Fiennes embraces his hairline even as he’s grown out a mop of side-parted curls right behind it, a loose look that helps reinforce the film’s notion that Dickens might have been probably the most fun mega-celebrity of the 1800s, and someone who surely would’ve surpassed Vidal and Mailer as the most naturally TV-suited of novelists if only he hadn’t been born too soon.
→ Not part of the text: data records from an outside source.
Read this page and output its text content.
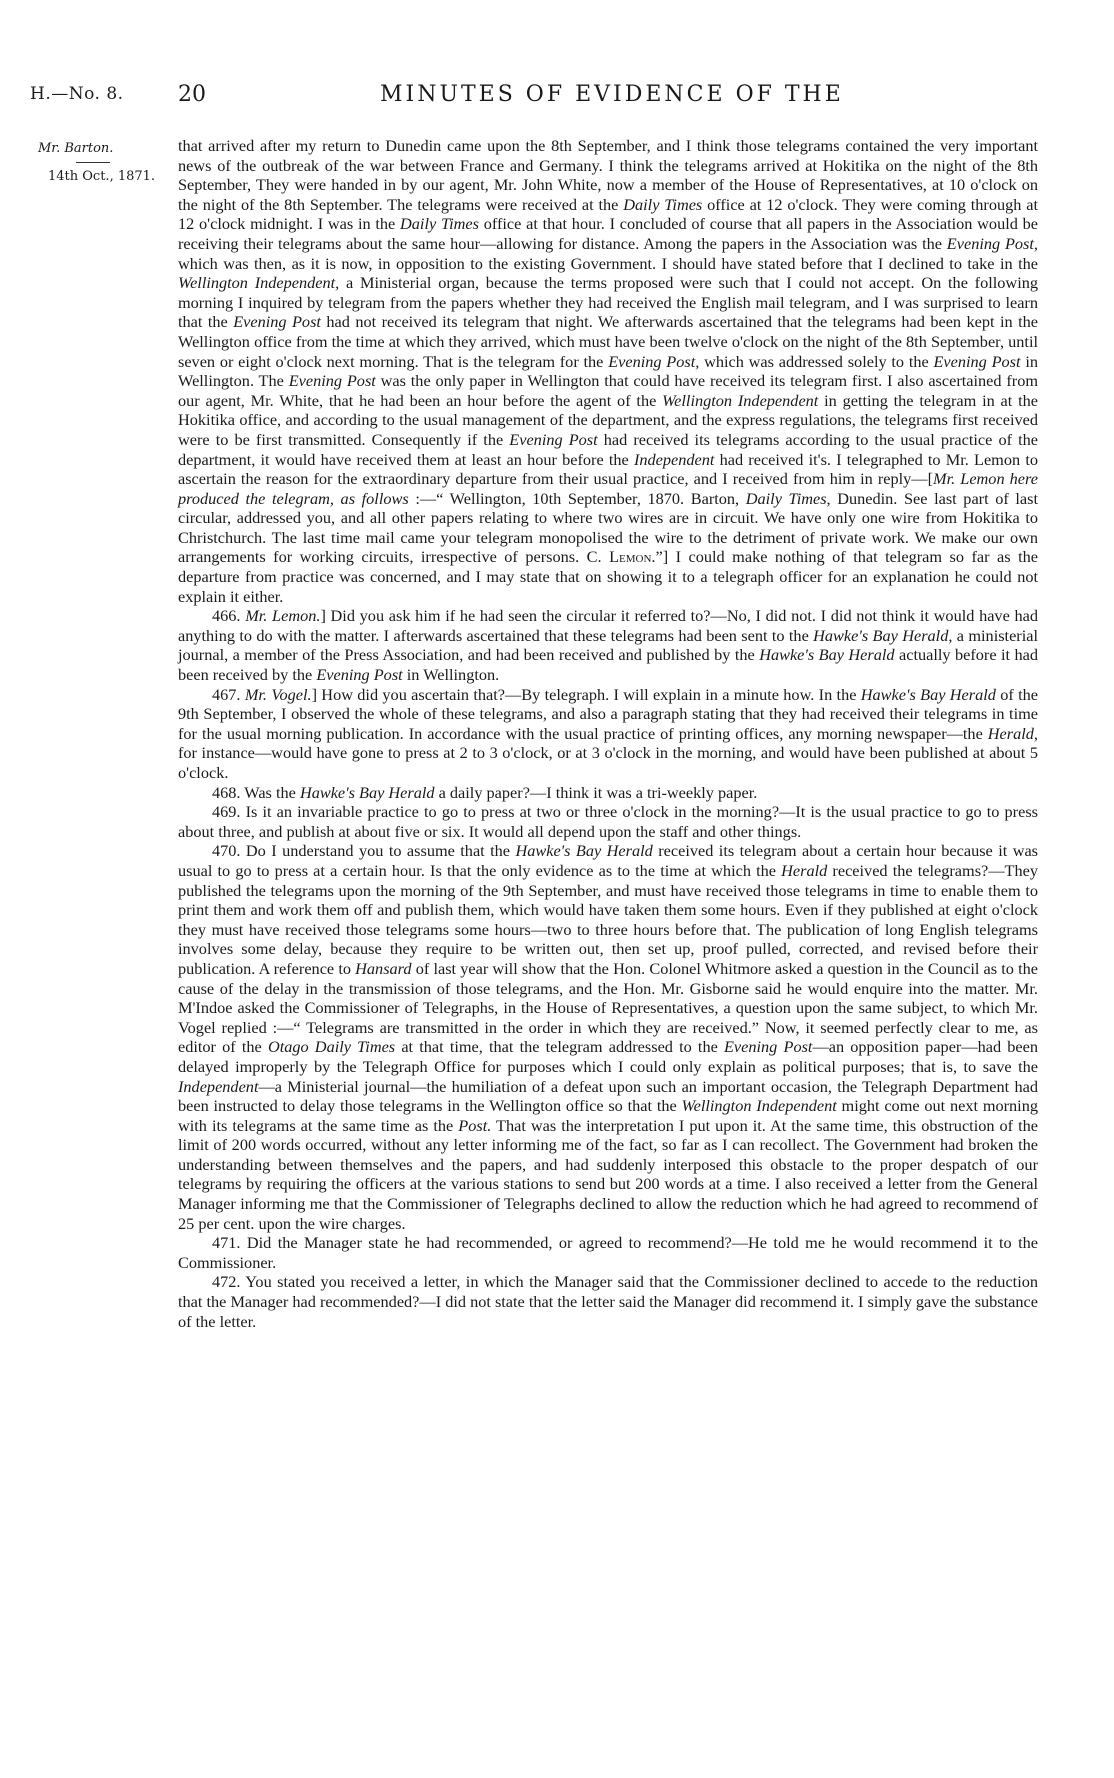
H.—No. 8. 20	MINUTES OF EVIDENCE OF THE
Mr. Barton.
14th Oct., 1871.

that arrived after my return to Dunedin came upon the 8th September, and I think those telegrams contained the very important news of the outbreak of the war between France and Germany. I think the telegrams arrived at Hokitika on the night of the 8th September, They were handed in by our agent, Mr. John White, now a member of the House of Representatives, at 10 o'clock on the night of the 8th September. The telegrams were received at the Daily Times office at 12 o'clock. They were coming through at 12 o'clock midnight. I was in the Daily Times office at that hour. I concluded of course that all papers in the Association would be receiving their telegrams about the same hour—allowing for distance. Among the papers in the Association was the Evening Post, which was then, as it is now, in opposition to the existing Government. I should have stated before that I declined to take in the Wellington Independent, a Ministerial organ, because the terms proposed were such that I could not accept. On the following morning I inquired by telegram from the papers whether they had received the English mail telegram, and I was surprised to learn that the Evening Post had not received its telegram that night. We afterwards ascertained that the telegrams had been kept in the Wellington office from the time at which they arrived, which must have been twelve o'clock on the night of the 8th September, until seven or eight o'clock next morning. That is the telegram for the Evening Post, which was addressed solely to the Evening Post in Wellington. The Evening Post was the only paper in Wellington that could have received its telegram first. I also ascertained from our agent, Mr. White, that he had been an hour before the agent of the Wellington Independent in getting the telegram in at the Hokitika office, and according to the usual management of the department, and the express regulations, the telegrams first received were to be first transmitted. Consequently if the Evening Post had received its telegrams according to the usual practice of the department, it would have received them at least an hour before the Independent had received it's. I telegraphed to Mr. Lemon to ascertain the reason for the extraordinary departure from their usual practice, and I received from him in reply—[Mr. Lemon here produced the telegram, as follows :—“ Wellington, 10th September, 1870. Barton, Daily Times, Dunedin. See last part of last circular, addressed you, and all other papers relating to where two wires are in circuit. We have only one wire from Hokitika to Christchurch. The last time mail came your telegram monopolised the wire to the detriment of private work. We make our own arrangements for working circuits, irrespective of persons. C. Lemon.”] I could make nothing of that telegram so far as the departure from practice was concerned, and I may state that on showing it to a telegraph officer for an explanation he could not explain it either.

466. Mr. Lemon.] Did you ask him if he had seen the circular it referred to?—No, I did not. I did not think it would have had anything to do with the matter. I afterwards ascertained that these telegrams had been sent to the Hawke's Bay Herald, a ministerial journal, a member of the Press Association, and had been received and published by the Hawke's Bay Herald actually before it had been received by the Evening Post in Wellington.

467. Mr. Vogel.] How did you ascertain that?—By telegraph. I will explain in a minute how. In the Hawke's Bay Herald of the 9th September, I observed the whole of these telegrams, and also a paragraph stating that they had received their telegrams in time for the usual morning publication. In accordance with the usual practice of printing offices, any morning newspaper—the Herald, for instance—would have gone to press at 2 to 3 o'clock, or at 3 o'clock in the morning, and would have been published at about 5 o'clock.

468. Was the Hawke's Bay Herald a daily paper?—I think it was a tri-weekly paper.

469. Is it an invariable practice to go to press at two or three o'clock in the morning?—It is the usual practice to go to press about three, and publish at about five or six. It would all depend upon the staff and other things.

470. Do I understand you to assume that the Hawke's Bay Herald received its telegram about a certain hour because it was usual to go to press at a certain hour. Is that the only evidence as to the time at which the Herald received the telegrams?—They published the telegrams upon the morning of the 9th September, and must have received those telegrams in time to enable them to print them and work them off and publish them, which would have taken them some hours. Even if they published at eight o'clock they must have received those telegrams some hours—two to three hours before that. The publication of long English telegrams involves some delay, because they require to be written out, then set up, proof pulled, corrected, and revised before their publication. A reference to Hansard of last year will show that the Hon. Colonel Whitmore asked a question in the Council as to the cause of the delay in the transmission of those telegrams, and the Hon. Mr. Gisborne said he would enquire into the matter. Mr. M'Indoe asked the Commissioner of Telegraphs, in the House of Representatives, a question upon the same subject, to which Mr. Vogel replied :—“ Telegrams are transmitted in the order in which they are received.” Now, it seemed perfectly clear to me, as editor of the Otago Daily Times at that time, that the telegram addressed to the Evening Post—an opposition paper—had been delayed improperly by the Telegraph Office for purposes which I could only explain as political purposes; that is, to save the Independent—a Ministerial journal—the humiliation of a defeat upon such an important occasion, the Telegraph Department had been instructed to delay those telegrams in the Wellington office so that the Wellington Independent might come out next morning with its telegrams at the same time as the Post. That was the interpretation I put upon it. At the same time, this obstruction of the limit of 200 words occurred, without any letter informing me of the fact, so far as I can recollect. The Government had broken the understanding between themselves and the papers, and had suddenly interposed this obstacle to the proper despatch of our telegrams by requiring the officers at the various stations to send but 200 words at a time. I also received a letter from the General Manager informing me that the Commissioner of Telegraphs declined to allow the reduction which he had agreed to recommend of 25 per cent. upon the wire charges.

471. Did the Manager state he had recommended, or agreed to recommend?—He told me he would recommend it to the Commissioner.

472. You stated you received a letter, in which the Manager said that the Commissioner declined to accede to the reduction that the Manager had recommended?—I did not state that the letter said the Manager did recommend it. I simply gave the substance of the letter.
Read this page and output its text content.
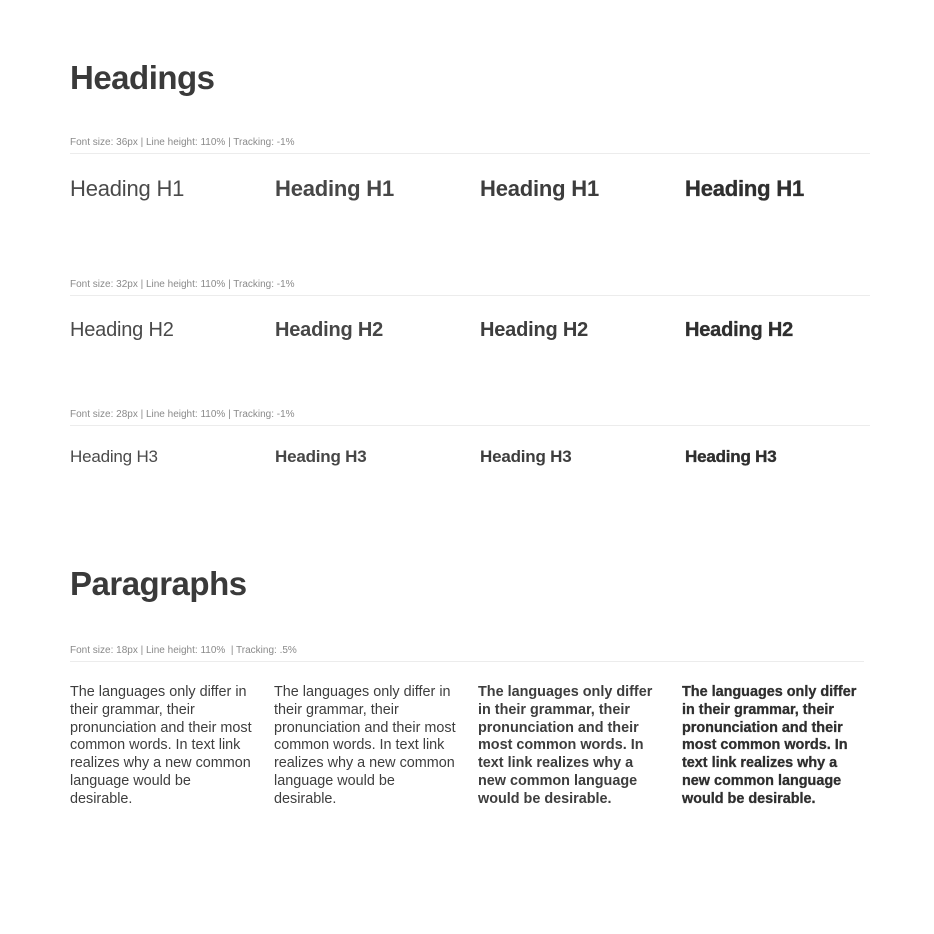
Headings
Font size: 36px | Line height: 110% | Tracking: -1%
Heading H1	Heading H1	Heading H1	Heading H1
Font size: 32px | Line height: 110% | Tracking: -1%
Heading H2	Heading H2	Heading H2	Heading H2
Font size: 28px | Line height: 110% | Tracking: -1%
Heading H3	Heading H3	Heading H3	Heading H3
Paragraphs
Font size: 18px | Line height: 110%  | Tracking: .5%

The languages only differ in their grammar, their pronunciation and their most common words. In text link realizes why a new common language would be desirable.

The languages only differ in their grammar, their pronunciation and their most common words. In text link realizes why a new common language would be desirable.

The languages only differ in their grammar, their pronunciation and their most common words. In text link realizes why a new common language would be desirable.

The languages only differ in their grammar, their pronunciation and their most common words. In text link realizes why a new common language would be desirable.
His gregarious, hail-fellow-well-met demeanor is a poor fit for his portly, uninterested wife, who remarks to the mistress—not very approvingly—that the 50-ish Dickens is “nothing if not youthful.”
It’s a familiar story, now as then: celebrated artist has a spouse who doesn’t really give a hoot about the art, meets 18-year-old acolyte who can recite passages from memory and feels the soul behind them, too. The fan with whom he forms a mutual fascination society is Ellen Ternan, played by Felicity Jones, a full-lipped beauty who looks a little like a younger Scarlett Johansson when her mouth is at rest and Rosanna Arquette when it curls up into a smile. Hello, divorce court!
Or not, since either Victorian propriety or the promise of continued blockbuster book sales demands that Dickens not officially end his marriage, even though he writes a letter to the editor announcing a separation (without bothering to alert his wife or kids till they see it in the newspaper). So Dickens’ intellectual and sensual infatuation with Miss Ternan will end neither in a passionate second marriage nor a tearfully tragic parting, but … an old-fashioned “arrangement.” Which is the kind of thing that doesn’t make for a great third act.
And once the film establishes that these two kept their affair going on that same middle ground for years (13, to be exact, though you’d have to look that up), it’s hard to find that much tragedy in their plight or sense of loss for a great love thwarted. As much as Fiennes initially touches us with the loneliness behind the bonhomie, by the end it’s not clear whether he’s doing the best he can with illicit true love in a button-up period or just getting his rocks off in his declining years.
It’d be easier to invest if Jones seemed slightly worthier of the great man’s passions. Kristin Scott Thomas, as Ellen’s actress mother, is eager to pair her daughter off with Dickens, as a lover and benefactor if husband isn’t possible, because she recognizes Ellen is a great beauty who doesn’t have what it takes for success in the theater. Jones doesn’t lack the acting gene the way her character does, but at least in “The Invisible Woman,” the great soulfulness that attracted Dickens to Ellen is more evident in scripter Abi Morgan’s text than on Jones’ undeniably beguiling face.
Fiennes deserves kudos for his handling of the role of the dismissed wife, Katey, who at first looks like a typical movie shrew, or straw woman for the discarding. No one will exactly be rooting for Mr. and Mrs. Dickens to stay together, but as Katey, Joanna Scanlan is allowed a few terrific moments of real anxiety and torment. In her 10 minutes or so of screen time, she’s a more interesting “invisible woman” than the titular one. [B-]
This is a reprint of our review from the 2013 Telluride Film Festival.